Related: How to Apologize When You Mess Up (Because We All Do)
Clearly Communicate That You’ve Accepted It
One way for everyone involved to feel like things are resolved is for you to verbally accept it. Telling someone, “I accept your apology and appreciate you following through with what you promised,” is an awesome way to remind your body and brain of what you’ve chosen to do.
Just like when you check on your kids in their playpen to make sure they’re there even when you know they are, sometimes your brain just needs a little reminder to believe it.
Acknowledge When the Apology Isn’t Adequate
If you’re beating yourself up over not being able to accept someone’s apology, then you may be trying to force your brain and body to do something they recognize isn’t right. Not every apology is built the same, and some aren’t adequate recompenses for the transgressions.
A simple “I’m sorry,” to an infidelity, theft, or fraud probably won’t cut it. Acknowledging when the apology needs to be better will give you the self-confidence to ask for a better one that you can accept.
15+ Ways to Accept an Apology
Being a wordsmith isn’t the name of everyone’s game. If you’re feeling tongue-tied, we’ve got you covered with a handful of ways to accept that apology.

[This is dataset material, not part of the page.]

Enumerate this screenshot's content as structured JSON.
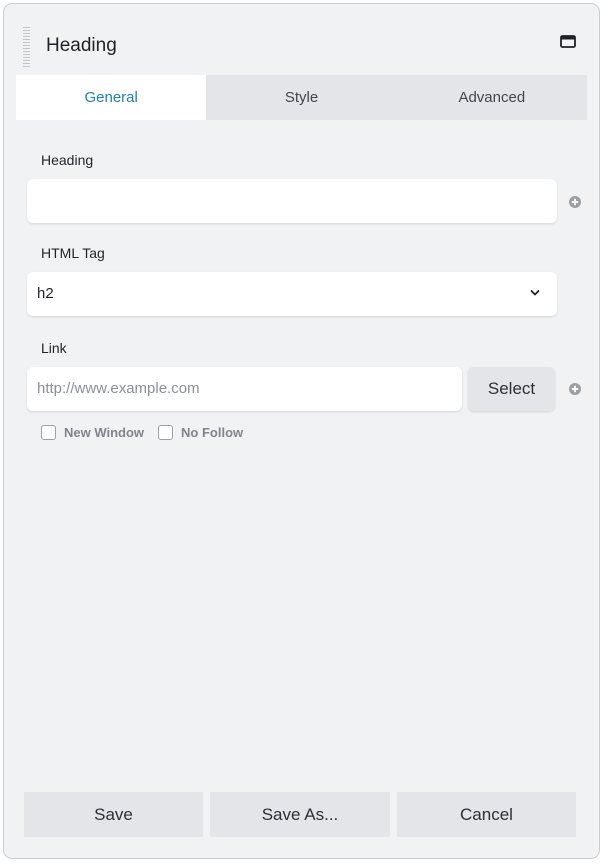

- Thank you for saying that.
- I appreciate you apologizing to me.
- Thank you for apologizing for that.
- Thanks for apologizing.
- I appreciate you saying you’re sorry.
- Thank you for admitting that was wrong.
- I accept your apology.
- You’ve been forgiven.
- Don’t worry about it.
- It’s all water under the bridge.
- I already forgave you for that.
- Thank you for expressing your regret over your behavior.
- I appreciate you trying to make amends with that apology.
- Thank you for apologizing without trying to justify your behavior.
- Thanks for making a full apology.
- With an apology like that, there’s no way I can’t forgive you.
Accepting an Apology May Take Time
A true apology is a way to clean the slate, but feeling ready to do that may take more time for you than other people. But, when you’ve properly processed and thought about what they said and their intention, then you should be ready to move forward together.